Even though chatbots are capable of handling more than one activity at a time, it is important to prioritize the central function of the chatbot; product sales, customer support or news sharing.

  1. User Experience

The chatbot can revolutionize the user experience with your business by just giving 24/7 attention or by answering frequently asked questions in real time which could lead the customer to even making a purchase or hiring a service. For this, you should use Natural Process Language interfaces.

  1. Future Planning

To get a clearer picture of the technical implications of certain activities and to better prepare infrastructure for chatbot evolution, it is imperative that you work with the chatbot developers of your company.

Conversation

The deciding factor that differentiates a memorable bot from an ineffective one is personality. In many companies, bots tend to sound the same for the simple reason that they were written by developers and not writers. The conversation is functional but it is also very linear and not very human-like.
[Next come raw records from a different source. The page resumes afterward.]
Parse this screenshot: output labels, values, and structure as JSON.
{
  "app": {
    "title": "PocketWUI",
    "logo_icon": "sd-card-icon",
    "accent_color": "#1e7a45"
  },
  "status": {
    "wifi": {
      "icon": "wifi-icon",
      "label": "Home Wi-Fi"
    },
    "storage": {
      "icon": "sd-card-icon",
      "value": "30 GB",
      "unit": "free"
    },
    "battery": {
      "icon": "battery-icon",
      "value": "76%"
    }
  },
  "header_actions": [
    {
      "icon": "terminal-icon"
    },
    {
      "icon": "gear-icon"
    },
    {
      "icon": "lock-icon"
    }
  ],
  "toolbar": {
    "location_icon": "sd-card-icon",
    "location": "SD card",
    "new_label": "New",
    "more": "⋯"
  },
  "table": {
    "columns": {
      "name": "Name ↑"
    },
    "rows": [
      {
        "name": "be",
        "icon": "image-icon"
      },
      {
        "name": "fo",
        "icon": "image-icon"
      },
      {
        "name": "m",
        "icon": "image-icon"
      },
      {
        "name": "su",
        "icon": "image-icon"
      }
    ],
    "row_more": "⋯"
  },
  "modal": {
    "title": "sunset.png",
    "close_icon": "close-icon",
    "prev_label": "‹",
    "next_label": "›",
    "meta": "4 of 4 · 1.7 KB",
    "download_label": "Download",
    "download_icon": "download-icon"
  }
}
If a conversation is correctly designed, the personality of the chatbot, and by extension, the company, will shine. Focus on copywriting for tight spaces as well as the chatbot display isn’t too large and the buttons even smaller. So opportunities need to be grabbed where the chatbot can use GIFs, emojis, and great copy.

The conversation designer needs to prepare the chatbot for all the possible paths a user could take to reach their end goal; getting a quote, calling a number or to make a purchase. By creating multiple storylines for the bot and designing it with flexibility, you engage the user in a nonlinear manner.

Context

Chatbots do not automatically know how to use context but can be programmed to use it powerfully by providing the right information and tools. Each conversation with a user includes a unique identifier which needs to be preserved. If the context isn’t preserved, then each input in the chat will appear to be the start of a new conversation which is frustrating to the user. This can be fixed by saving the context each time and sending it back to the Conversation Service.

It is also important to know the when, where and what. Chatbots exist in different locations — on websites, through smart speakers, in apps. Knowledge of which channel your users are chatting to you through is useful as it can be used to shape different conversations in different channels, locations or times of the day.

With a really good set of training data, and being able to add synonyms into a chatbots vocabulary will help your chatbot understand more phrase variations. Only after gathering a lot of phrase variations during research should we build our chatbot, but once it goes live, we should constantly review what isn’t being understood so as to keep adding training data and making a smarter chatbot.

Your chatbot must give good guidance to users on what it can do, so the boundaries within which the interaction can take place are understood.

Bots are the most direct line between a problem and its solution for a buyer. Without the need for forms, full inboxes, or wasted time spent searching and scrolling through content, bots help find solutions for consumers no matter where they are or what device they use. Chatbots are a marketer’s dream as it entails a World where authentic relationships can be built with their buyers.